Par Hernando de Soto*
(Ndlr : Le 17 décembre marquera le deuxième anniversaire de l'immolation à Sidi Bouzid de Mohamed Bouazizi, qui a déclenché le printemps arabe. Un mouvement dont les causes sont attribuées à de nombreux facteurs, mais jamais à l'économie. Au cours des 20 derniers mois, un groupe de chercheurs d'Amérique latine s'est penché sur la Tunisie, et sur le reste de la région, et est arrivé à la conclusion que l'économie — et plus précisément un sentiment de discrimination économique — est un facteur primordial. Ci-dessous, quelques découvertes surprenantes:
- Bouazizi n'était pas seul : dans les 60 jours qui ont suivi son immolation, 64 personnes de la région ont imité son acte désespéré.
- Ils étaient tous informels.
- Ils se sont tous immolés pour la même raison: l'expropriation de leurs biens.
- La plupart ont fait référence au mot hogra.
- L'ILD estime que plus de 150 millions d'Arabes sont liés à l'informel
La Presse publie en exclusivité une synthèse des réflexions de De Soto et du résultat des recherches de l'ILD du Pérou, qui, avec l'Utica, va entreprendre l'étude d'une solution à l'informalité tunisienne. Tout ceci a déjà attiré l'attention des médias étrangers si bien que deux équipes de tournage sont en train de filmer en Tunisie sur cette recherche.)
Commençons par définir la formalité et l'informalité :
1. «La formalité» signifie la primauté de la loi. C'est un système universel d'ordonnancement qui s'est développé spontanément au fil du temps. Il est le résultat de centaines de conventions, explicitement approuvées par les gouvernements, et visant à fournir à toute l'humanité les outils légaux nécessaires à la combinaison des talents et des ressources pour produire le bien-être économique.
Depuis la fin de la Seconde Guerre Mondiale, l'Organisation légale de l'activité économique, connue sous le nom de «formalité», s'est progressivement façonnée. Elle est, aujourd'hui, basée sur des principes légaux approuvés par les 200 nations du monde — chacune d'entre elles respectant sa propre culture et ses prérogatives souveraines – pour fournir à leurs citoyens (qu'ils soient organisés en entités publiques ou privées, en groupes communautaires ou en organisations à but lucratif) les connaissances, les biens fongibles, les contrats exécutoires et les formes juridiques d'entreprise leur permettant de coopérer.
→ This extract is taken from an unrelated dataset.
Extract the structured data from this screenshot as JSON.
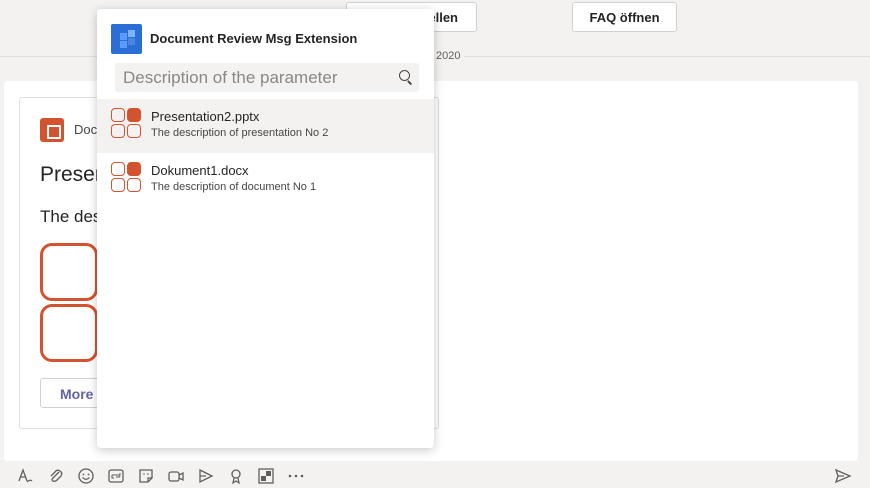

Dans le monde de l'économie, la formalité n'est pas seulement le fait d'obéir à la loi, de payer ses impôts et d'être un citoyen bien rangé. Sa fonction essentielle est de permettre à l'humanité de combiner les ressources et les talents. Ce sont précisément ces combinaisons qui créent de la valeur: l'économie mondiale est composée de milliards de pièces minuscules, qui, isolées, ne sont pas très utiles. Le rôle de l'entrepreneur consiste alors à assembler ces pièces en des ensembles plus complexes, jusqu'à ce qu'ils deviennent plus utiles à un plus grand nombre de personnes. Les plus grandes réalisations de l'humanité sont d'ailleurs le fruit de ces combinaisons: une horloge peut être constituée de 120 pièces de métal, un crayon de bois peut avoir des composants venant de plus de 12 pays et l'Internet combine des milliers d'éléments informatiques et de télécommunication.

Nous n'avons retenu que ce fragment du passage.